The interprofessional week involves 600 students from 7 different fields (Nursing, Midwifery, Physiotherapy, Medical Radiology, Nutrition & Dietetics, Medicine and Pharmacy). They are divided into 74 mixed teams of 7-8 students, each including at least one student in pharmacy, one in nursing and one in medicine. The rest of the group is randomly selected.
The pursuit game is scheduled for one day, beginning at 9:00 a.m. with the announcement of the main enigma: Ava Grey, a pregnant victim of a work-related accident, has disappeared from the intensive care unit where she was hospitalized in critical condition. Clues suggest that she has been visiting various care facilities around the city. Students are charged with finding her and discovering how and why she disappeared before the game ends at 4 p.m.
Throughout the day, students must solve missions that simulate or evoke the authentic activities of professional teams in different locations. Successful completion of these missions will provide the clues needed to solve the main puzzle of the game.
From the CMU esplanade, the 74 groups will depart in stages. The students will visit 9 locations in the care and training network. An electronic map of Geneva with the places to be visited is provided to the students, as well as QR codes giving access to the instructions, rules of the game, missions and roles to be held in the team. In each of these places, one or more missions involve several professions in their interprofessional work, with a particular focus on one of them, depending on the identity of the place in question. The different places to be covered are the following: Youth Health Service (SSEJ; Nutrition & Dietetics), Roseraie Birth Center (Midwifery), HUG Primary Care Medicine Service (Medicine), Haute Ecole de Santé (Medical Radiology Technique), Imad (Nursing), Pharma 24 (Pharmacy), Hôpital des Trois-Chênes (HUG; Physiotherapy / Medicine and Nursing), the Interprofessional Simulation Center (CiS; All fields, interprofessional) and the HUG Innovation Center (All fields, interprofessional).

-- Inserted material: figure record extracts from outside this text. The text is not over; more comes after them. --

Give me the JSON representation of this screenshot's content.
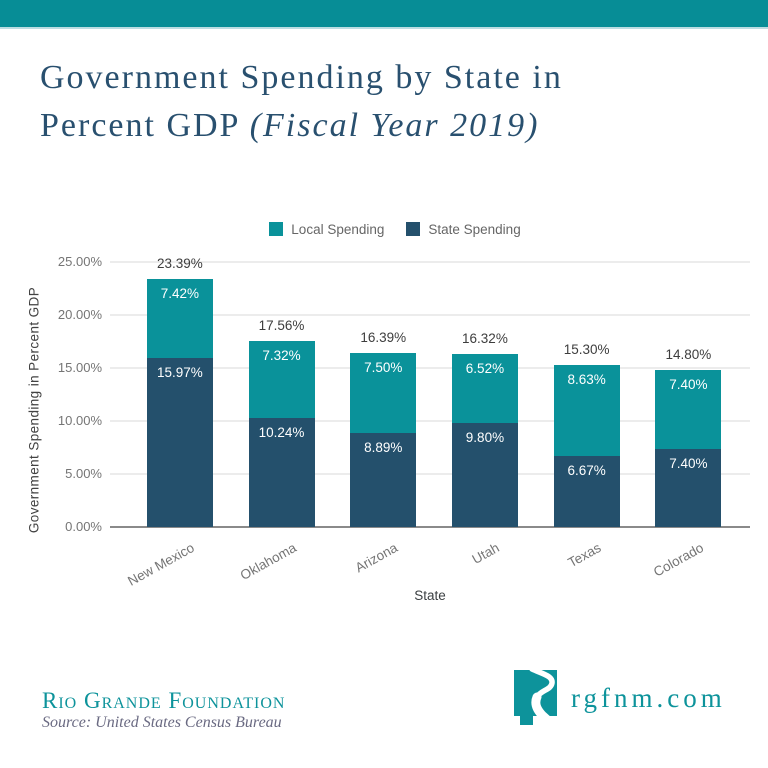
{
  "theme": {
    "band": "#078D96",
    "band_underline": "#BBDDE2",
    "title": "#29506F",
    "brand": "#0D939B"
  },
  "title": {
    "line1": "Government Spending by State in",
    "line2_regular": "Percent GDP ",
    "line2_italic": "(Fiscal Year 2019)"
  },
  "chart_data": {
    "type": "bar",
    "stacked": true,
    "title": "Government Spending by State in Percent GDP (Fiscal Year 2019)",
    "categories": [
      "New Mexico",
      "Oklahoma",
      "Arizona",
      "Utah",
      "Texas",
      "Colorado"
    ],
    "series": [
      {
        "name": "Local Spending",
        "color": "#0A929A",
        "values": [
          7.42,
          7.32,
          7.5,
          6.52,
          8.63,
          7.4
        ]
      },
      {
        "name": "State Spending",
        "color": "#24506C",
        "values": [
          15.97,
          10.24,
          8.89,
          9.8,
          6.67,
          7.4
        ]
      }
    ],
    "stack_order": [
      1,
      0
    ],
    "totals": [
      "23.39%",
      "17.56%",
      "16.39%",
      "16.32%",
      "15.30%",
      "14.80%"
    ],
    "xlabel": "State",
    "ylabel": "Government Spending in Percent GDP",
    "ylim": [
      0,
      25
    ],
    "yticks": [
      "0.00%",
      "5.00%",
      "10.00%",
      "15.00%",
      "20.00%",
      "25.00%"
    ],
    "grid": true,
    "legend_position": "top"
  },
  "footer": {
    "org": "Rio Grande Foundation",
    "source": "Source: United States Census Bureau",
    "site": "rgfnm.com",
    "logo": "new-mexico-rio-grande-icon"
  }
}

Students can go to any location at any time and are encouraged to split into two sub-groups to be able to cover all the locations more quickly and exchange the information gathered. A supervisor is present at each location. For the creation of the missions, experts and trainers from the different fields were involved. Here are some examples of the missions carried out: recognizing the different machines used for radiodiagnosis; calculating the term of a pregnancy by using the obstetrical wheel and discovering the specific equipment of the midwife; calculating the sugar content of different foods by using a professional site; consult a medical file and deduce the role of the different professionals involved in medical follow-up (in this case, gestational diabetes); handle an elevator for people with reduced mobility; take measurements with a goniometer; consult the primary care physician's file and deduce the role of the pharmacist. In general, each assignment drew on the complementary skills of the different health care fields and mobilized their ability to work as a team and collaborate to solve the assignments and the puzzle.
No special report is expected from the students following this activity. A debriefing of the story and the solution to the puzzle is given to all 600 students in a plenary session.